Voilà une décision de la Cour de Cassation bien désagréable pour Uber et son modèle économique fondé sur l’externalisation des coûts auprès de ses chauffeurs. En France, les chauffeurs seront désormais considérés comme salariés et non comme travailleurs indépendants. L’impact économique de la décision devrait être terrible.
Pourquoi la Cour de Cassation a pris cette position
La Cour de Cassation a pris soin de replacer sa décision dans l’application du droit communautaire. Dans la pratique, la jurisprudence française considère que, indépendamment de la volonté des parties, une relation salariale se caractérise par le pouvoir de donner des instructions, le pouvoir d’en contrôler l’exécution, et le pouvoir de sanction.
Les juges de la chambre sociale ont considéré comme la relation entre Uber et ses chauffeurs répondait bien à ces trois critères. Elle a donc validé la requalification d’un ancien chauffeur Uber en salarié. Potentiellement, ce précédent pourrait bénéficier à tout chauffeur qui en demanderait l’application.
Le modèle Uber est moribond
Cette décision est particulièrement négative pour Uber. L’entreprise américaine a en effet creusé ses pertes récemment. Celles-ci atteignent 1,16 milliard $ sur un an.
La requalification des chauffeurs en salariés en France annonce un renchérissement de la main-d’oeuvre et donc une augmentation des charges de l’entreprise. Qui plus est, l’intégration de milliers de salariés au statut de chauffeur suppose des coûts transverses colossaux.
Alors que les investisseurs doutaient déjà de la capacité d’Uber à atteindre la rentabilité, la décision de la Cour de Cassation ne peut que les conforter dans le sentiment qu’Uber ne gagnera jamais d’argent…
Un impact sur l’ensemble des plate-formes
Pour l’ensemble des plate-formes, cette décision est annonciatrice de jours difficiles, et le bon temps où l’on pouvait ubériser tranquillement en demandant à ses « employés » de se déclarer indépendants touche à sa fin.

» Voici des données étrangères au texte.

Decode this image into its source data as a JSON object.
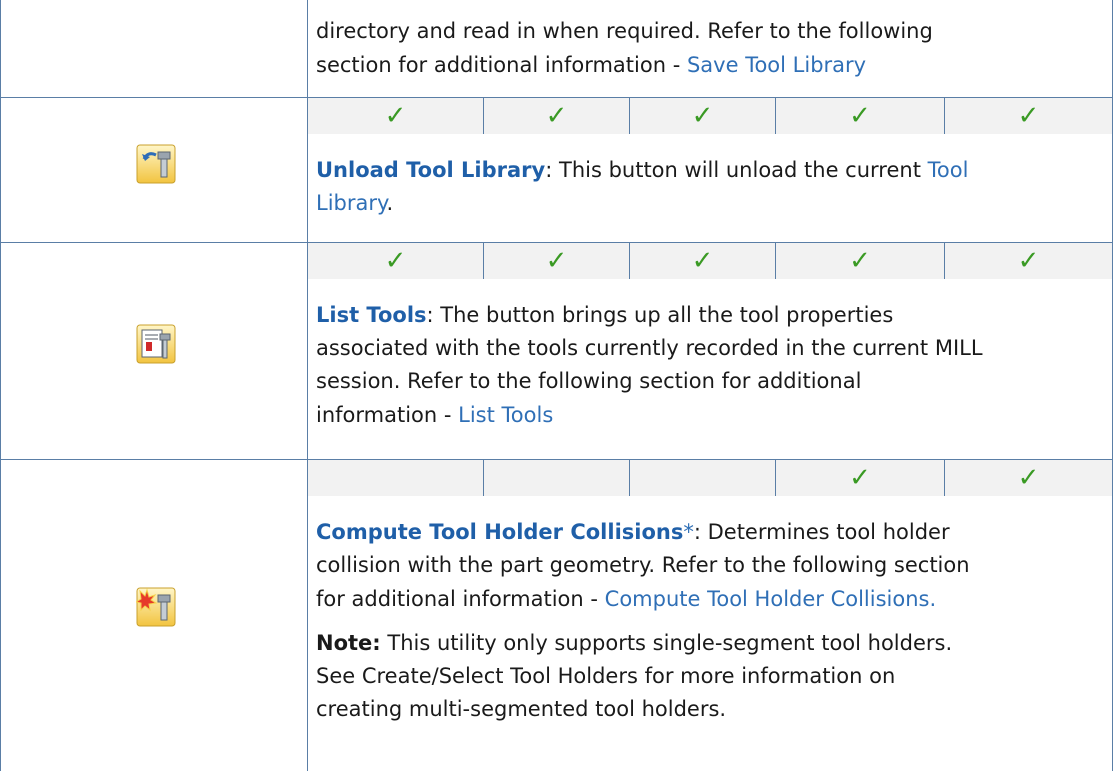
{
  "rows": [
    {
      "body": {
        "line1": "directory and read in when required.  Refer to the following",
        "line2_prefix": "section for additional information - ",
        "line2_link": "Save Tool Library"
      }
    },
    {
      "icon": "unload-tool-library-icon",
      "checks": [
        true,
        true,
        true,
        true,
        true
      ],
      "check_glyph": "✓",
      "title": "Unload Tool Library",
      "after_title": ": This button will unload the current ",
      "link_part1": "Tool",
      "link_part2": "Library",
      "end": "."
    },
    {
      "icon": "list-tools-icon",
      "checks": [
        true,
        true,
        true,
        true,
        true
      ],
      "check_glyph": "✓",
      "title": "List Tools",
      "line1_rest": ": The button brings up all the tool properties",
      "line2": "associated with the tools currently recorded in the current MILL",
      "line3": "session.  Refer to the following section for additional",
      "line4_prefix": "information - ",
      "line4_link": "List Tools"
    },
    {
      "icon": "compute-tool-holder-collisions-icon",
      "checks": [
        false,
        false,
        false,
        true,
        true
      ],
      "check_glyph": "✓",
      "title": "Compute Tool Holder Collisions",
      "asterisk": "*",
      "line1_rest": ": Determines tool holder",
      "line2": "collision with the part geometry.  Refer to the following section",
      "line3_prefix": "for additional information - ",
      "line3_link": "Compute Tool Holder Collisions.",
      "note_label": "Note:",
      "note_line1_rest": " This utility only supports single-segment tool holders.",
      "note_line2": "See Create/Select Tool Holders for more information on",
      "note_line3": "creating multi-segmented tool holders."
    }
  ],
  "colors": {
    "border": "#5a7ea6",
    "link": "#2f6fb6",
    "check": "#3a9a24",
    "check_bg": "#f2f2f2"
  }
}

Les entrepreneurs du secteur en ont conscience, puisqu’ils encouragent les plate-formes à pourvoir à une protection sociale complémentaire pour leurs travailleurs indépendants.
Reste que, selon la jurisprudence qui vient de sortir, et qui confirme une jurisprudence précédente portant sur une plate-forme de livraison de repas, ce n’est pas seulement à une protection sociale complémentaire que les plate-formes vont devoir pourvoir. Mais à une protection sociale tout court…
L’économie du secteur, déjà confronté à des problèmes de rentabilité, devrait en souffrir fortement.
Rien n’exclut à l’étouffement dans l’oeuf d’un modèle naissant, par internalisation de coûts sociaux venus de l’ancien monde.